PREVALENCE OF THALASSEMIA AND SICKLE CELL DISEASE IN NORTHERN BORDER REGION OF SAUDI ARABIA

Background: Inherited haemoglobin disorders (haemoglobinopathies) are predominantly single-gene autosomal recessive disorders that result in production of structurally abnormal haemoglobin variants (sickle-cell disease) or a reduction in the synthesis of structurally normal globin (β-thalassemia). The objective of this study was to see the prevalence of thalassemia and sickle cell disease in Northern Border Region of Saudi Arabia and to counsel the couples for pre-marital screening of blood to avoid the disease. Methods: This was retrospective study carried out in the Department of Physiology, College of Medicine, Northern Border University with Collaboration of Central Hospital Arar, during Muharram to Zulaghaeda 1434 H. We collected data of 23,522 male and female patients who visited the Central Hospital Arar, Marriage Center of Northern Border Region in Arar during 1425 H to 1431 H; where the couples were counselled for pre-marital screening of blood to avoid the disease.
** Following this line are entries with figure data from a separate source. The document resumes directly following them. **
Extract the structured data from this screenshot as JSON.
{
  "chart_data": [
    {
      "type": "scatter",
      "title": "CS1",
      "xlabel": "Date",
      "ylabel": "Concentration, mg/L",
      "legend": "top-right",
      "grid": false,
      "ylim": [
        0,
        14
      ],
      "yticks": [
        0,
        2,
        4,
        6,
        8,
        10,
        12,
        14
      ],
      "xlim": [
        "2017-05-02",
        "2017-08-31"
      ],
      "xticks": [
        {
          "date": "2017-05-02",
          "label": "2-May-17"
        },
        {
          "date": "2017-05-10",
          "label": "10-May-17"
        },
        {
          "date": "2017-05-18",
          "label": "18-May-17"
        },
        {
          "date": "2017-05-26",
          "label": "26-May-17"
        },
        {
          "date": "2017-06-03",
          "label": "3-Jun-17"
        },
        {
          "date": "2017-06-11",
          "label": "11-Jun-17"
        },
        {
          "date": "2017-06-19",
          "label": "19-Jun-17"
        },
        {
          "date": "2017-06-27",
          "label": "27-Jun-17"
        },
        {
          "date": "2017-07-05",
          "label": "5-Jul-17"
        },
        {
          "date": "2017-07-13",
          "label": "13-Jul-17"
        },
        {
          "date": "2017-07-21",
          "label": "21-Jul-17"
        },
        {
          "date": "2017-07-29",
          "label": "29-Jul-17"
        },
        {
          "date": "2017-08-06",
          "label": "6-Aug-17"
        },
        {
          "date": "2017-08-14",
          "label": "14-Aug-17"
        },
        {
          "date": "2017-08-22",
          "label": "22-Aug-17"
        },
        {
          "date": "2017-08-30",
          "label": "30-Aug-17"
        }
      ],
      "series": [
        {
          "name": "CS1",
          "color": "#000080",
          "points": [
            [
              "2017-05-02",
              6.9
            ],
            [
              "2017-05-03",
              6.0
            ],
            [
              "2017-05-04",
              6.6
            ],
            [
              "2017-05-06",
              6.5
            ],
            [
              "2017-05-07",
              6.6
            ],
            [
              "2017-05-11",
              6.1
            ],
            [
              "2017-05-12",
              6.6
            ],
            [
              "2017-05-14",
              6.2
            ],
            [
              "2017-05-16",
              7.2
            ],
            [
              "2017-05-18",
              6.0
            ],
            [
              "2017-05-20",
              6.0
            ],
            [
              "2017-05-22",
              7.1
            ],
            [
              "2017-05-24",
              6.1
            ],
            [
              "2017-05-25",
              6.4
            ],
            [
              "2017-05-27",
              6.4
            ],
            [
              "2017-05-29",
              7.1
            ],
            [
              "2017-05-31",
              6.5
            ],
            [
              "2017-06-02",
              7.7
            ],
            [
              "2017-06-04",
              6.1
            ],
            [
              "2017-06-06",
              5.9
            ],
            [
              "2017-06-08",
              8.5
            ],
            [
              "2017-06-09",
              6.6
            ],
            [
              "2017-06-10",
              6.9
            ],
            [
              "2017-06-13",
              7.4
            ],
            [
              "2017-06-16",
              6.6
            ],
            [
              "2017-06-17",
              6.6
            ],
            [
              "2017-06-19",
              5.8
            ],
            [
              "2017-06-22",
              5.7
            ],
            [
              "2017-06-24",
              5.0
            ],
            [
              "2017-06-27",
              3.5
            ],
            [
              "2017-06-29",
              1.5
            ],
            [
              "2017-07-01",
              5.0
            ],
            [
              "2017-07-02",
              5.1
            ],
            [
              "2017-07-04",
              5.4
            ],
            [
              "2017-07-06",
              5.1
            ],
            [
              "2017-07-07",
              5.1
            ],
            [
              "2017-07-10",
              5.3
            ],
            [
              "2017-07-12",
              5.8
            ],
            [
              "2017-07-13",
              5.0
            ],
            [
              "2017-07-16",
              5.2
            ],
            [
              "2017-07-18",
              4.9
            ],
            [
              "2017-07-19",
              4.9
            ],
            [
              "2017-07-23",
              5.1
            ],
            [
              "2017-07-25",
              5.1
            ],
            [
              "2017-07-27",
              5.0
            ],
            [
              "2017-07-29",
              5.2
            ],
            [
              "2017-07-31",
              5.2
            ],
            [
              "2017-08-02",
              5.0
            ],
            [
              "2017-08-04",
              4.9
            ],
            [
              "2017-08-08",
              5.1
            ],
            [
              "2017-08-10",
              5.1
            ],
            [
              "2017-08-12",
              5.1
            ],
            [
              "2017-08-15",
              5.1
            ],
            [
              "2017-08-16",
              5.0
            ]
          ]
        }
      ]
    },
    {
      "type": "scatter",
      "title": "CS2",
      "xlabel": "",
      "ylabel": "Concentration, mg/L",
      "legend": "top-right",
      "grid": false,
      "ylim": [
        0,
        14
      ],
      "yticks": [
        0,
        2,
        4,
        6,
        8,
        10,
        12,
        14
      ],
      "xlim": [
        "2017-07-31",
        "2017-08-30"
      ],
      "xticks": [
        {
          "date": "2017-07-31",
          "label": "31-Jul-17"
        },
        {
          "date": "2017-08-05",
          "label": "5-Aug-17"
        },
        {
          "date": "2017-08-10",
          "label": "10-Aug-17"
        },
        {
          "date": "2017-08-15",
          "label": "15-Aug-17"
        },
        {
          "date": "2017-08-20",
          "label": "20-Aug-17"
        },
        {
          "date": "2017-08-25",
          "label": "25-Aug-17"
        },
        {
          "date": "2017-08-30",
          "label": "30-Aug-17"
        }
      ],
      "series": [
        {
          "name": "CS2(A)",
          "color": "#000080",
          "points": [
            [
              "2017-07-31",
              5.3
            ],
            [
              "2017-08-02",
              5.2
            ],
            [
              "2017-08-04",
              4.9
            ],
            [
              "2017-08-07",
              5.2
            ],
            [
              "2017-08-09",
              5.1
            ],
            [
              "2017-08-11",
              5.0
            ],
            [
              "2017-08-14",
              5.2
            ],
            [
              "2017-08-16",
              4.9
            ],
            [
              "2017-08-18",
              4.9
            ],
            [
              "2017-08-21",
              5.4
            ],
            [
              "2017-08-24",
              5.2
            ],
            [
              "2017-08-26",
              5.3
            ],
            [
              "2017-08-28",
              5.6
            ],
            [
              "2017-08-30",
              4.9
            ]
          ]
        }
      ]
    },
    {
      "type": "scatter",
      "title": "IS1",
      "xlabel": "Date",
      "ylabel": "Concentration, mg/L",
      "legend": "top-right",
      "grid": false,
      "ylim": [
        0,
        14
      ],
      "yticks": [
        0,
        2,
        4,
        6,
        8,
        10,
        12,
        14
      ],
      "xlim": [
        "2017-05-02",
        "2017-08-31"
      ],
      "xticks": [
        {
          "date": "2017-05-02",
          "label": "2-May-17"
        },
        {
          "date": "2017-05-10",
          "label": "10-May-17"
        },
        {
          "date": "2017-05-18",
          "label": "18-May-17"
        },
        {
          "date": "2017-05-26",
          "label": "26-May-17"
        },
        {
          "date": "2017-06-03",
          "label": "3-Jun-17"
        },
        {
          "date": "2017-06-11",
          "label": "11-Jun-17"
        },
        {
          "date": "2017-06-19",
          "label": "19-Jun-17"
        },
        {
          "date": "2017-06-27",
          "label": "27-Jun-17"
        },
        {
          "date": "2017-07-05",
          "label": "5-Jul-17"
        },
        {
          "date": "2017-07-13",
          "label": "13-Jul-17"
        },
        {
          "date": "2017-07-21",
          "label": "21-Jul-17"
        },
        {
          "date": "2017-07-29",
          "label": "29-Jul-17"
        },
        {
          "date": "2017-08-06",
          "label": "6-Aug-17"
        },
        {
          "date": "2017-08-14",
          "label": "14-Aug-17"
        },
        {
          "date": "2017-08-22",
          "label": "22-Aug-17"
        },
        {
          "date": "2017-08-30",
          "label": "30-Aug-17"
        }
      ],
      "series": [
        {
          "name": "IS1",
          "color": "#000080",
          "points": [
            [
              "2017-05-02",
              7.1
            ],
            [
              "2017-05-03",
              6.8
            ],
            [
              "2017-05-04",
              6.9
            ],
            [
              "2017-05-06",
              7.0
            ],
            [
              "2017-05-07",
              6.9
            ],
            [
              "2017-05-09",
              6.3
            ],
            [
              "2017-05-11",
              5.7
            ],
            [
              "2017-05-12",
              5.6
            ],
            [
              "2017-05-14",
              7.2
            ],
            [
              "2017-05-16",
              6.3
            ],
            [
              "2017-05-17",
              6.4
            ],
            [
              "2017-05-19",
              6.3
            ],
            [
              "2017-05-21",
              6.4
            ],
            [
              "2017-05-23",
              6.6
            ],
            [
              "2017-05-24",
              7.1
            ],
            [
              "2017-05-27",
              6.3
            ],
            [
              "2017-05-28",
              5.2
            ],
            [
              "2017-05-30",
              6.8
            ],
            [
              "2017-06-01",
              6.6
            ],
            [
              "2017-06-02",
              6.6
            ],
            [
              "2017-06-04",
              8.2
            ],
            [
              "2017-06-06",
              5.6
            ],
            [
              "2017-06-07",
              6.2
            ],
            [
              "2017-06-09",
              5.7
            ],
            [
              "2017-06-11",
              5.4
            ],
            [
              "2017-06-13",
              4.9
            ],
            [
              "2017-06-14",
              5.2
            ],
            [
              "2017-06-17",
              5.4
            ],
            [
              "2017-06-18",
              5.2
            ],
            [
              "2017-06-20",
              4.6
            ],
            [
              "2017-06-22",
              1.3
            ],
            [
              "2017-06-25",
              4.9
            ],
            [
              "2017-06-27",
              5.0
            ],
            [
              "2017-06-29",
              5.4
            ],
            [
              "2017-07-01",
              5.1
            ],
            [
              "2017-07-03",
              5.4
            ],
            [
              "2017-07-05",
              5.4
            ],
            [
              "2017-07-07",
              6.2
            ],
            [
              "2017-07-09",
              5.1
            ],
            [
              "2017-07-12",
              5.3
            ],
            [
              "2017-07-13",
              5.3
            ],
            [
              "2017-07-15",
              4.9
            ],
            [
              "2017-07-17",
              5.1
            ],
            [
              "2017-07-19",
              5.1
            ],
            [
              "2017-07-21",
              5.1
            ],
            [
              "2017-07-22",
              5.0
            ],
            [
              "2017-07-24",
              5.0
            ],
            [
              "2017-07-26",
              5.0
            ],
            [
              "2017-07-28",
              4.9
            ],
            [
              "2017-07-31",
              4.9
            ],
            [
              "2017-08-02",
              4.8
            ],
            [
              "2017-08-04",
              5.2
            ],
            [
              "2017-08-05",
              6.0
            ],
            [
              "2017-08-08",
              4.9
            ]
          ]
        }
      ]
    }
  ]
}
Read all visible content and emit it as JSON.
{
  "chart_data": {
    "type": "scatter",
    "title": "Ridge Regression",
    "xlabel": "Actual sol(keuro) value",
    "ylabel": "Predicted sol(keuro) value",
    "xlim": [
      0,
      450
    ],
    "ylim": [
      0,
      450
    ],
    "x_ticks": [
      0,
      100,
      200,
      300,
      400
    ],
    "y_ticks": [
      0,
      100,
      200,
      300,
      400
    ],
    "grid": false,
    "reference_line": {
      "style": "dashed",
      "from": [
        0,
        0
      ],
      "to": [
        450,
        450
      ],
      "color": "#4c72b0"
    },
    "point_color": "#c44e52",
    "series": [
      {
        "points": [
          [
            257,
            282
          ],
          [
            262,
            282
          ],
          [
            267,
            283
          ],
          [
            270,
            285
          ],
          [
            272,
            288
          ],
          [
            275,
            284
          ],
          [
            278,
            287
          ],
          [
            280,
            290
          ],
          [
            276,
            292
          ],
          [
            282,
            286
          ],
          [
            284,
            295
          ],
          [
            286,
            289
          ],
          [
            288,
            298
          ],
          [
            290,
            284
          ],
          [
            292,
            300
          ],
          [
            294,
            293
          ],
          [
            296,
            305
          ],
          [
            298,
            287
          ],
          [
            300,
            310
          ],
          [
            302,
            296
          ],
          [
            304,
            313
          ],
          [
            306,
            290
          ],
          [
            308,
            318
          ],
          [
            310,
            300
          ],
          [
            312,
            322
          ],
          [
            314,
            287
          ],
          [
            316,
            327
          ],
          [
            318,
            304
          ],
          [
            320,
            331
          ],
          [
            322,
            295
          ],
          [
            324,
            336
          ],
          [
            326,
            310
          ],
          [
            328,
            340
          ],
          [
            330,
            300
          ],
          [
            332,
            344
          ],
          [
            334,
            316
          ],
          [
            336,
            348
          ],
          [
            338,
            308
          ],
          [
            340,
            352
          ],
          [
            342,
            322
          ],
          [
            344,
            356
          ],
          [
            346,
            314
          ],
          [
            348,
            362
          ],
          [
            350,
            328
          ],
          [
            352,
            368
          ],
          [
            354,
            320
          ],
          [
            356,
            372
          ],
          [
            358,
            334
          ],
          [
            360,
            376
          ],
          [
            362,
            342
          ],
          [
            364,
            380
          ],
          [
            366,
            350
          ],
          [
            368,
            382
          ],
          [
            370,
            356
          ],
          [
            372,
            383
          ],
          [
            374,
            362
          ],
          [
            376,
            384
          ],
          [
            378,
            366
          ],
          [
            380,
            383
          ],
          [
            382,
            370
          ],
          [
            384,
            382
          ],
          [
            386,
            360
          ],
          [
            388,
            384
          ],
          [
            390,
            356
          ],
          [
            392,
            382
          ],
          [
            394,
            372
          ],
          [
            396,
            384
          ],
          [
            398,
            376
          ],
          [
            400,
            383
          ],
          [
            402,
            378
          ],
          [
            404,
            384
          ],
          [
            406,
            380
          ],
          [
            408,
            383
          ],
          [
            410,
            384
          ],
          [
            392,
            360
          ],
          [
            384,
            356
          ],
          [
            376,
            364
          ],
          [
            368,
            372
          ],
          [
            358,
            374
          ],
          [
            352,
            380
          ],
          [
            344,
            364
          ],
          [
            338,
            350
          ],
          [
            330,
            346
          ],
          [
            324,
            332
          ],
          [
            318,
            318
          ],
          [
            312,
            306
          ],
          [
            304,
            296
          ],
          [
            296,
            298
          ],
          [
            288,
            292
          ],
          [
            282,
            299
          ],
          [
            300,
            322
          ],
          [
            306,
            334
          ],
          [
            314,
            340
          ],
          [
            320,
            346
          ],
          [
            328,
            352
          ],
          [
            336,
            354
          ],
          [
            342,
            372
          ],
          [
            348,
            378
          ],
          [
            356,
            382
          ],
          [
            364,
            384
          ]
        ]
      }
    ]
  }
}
Results: Prevalence of haemoglobinopathies in 1425 H was 2.8% compared to the prevalence of haemoglobinopathies in 1430 H (0.4%). Prevalence of sickle cell carriers was 44.75% in 1427 compared to prevalence in 1427 H (5.4%). Prevalence of β-Thalassemia was (92.7%) in 1425 H compared to prevalence in 1427 H (55.3%). Conclusion: The cases of haemoglobinopathies are present in our area. Premarital screening and genetic counselling markedly reduced the number of atrisk marriages, which may considerably reduce the genetic disease over the coming decades.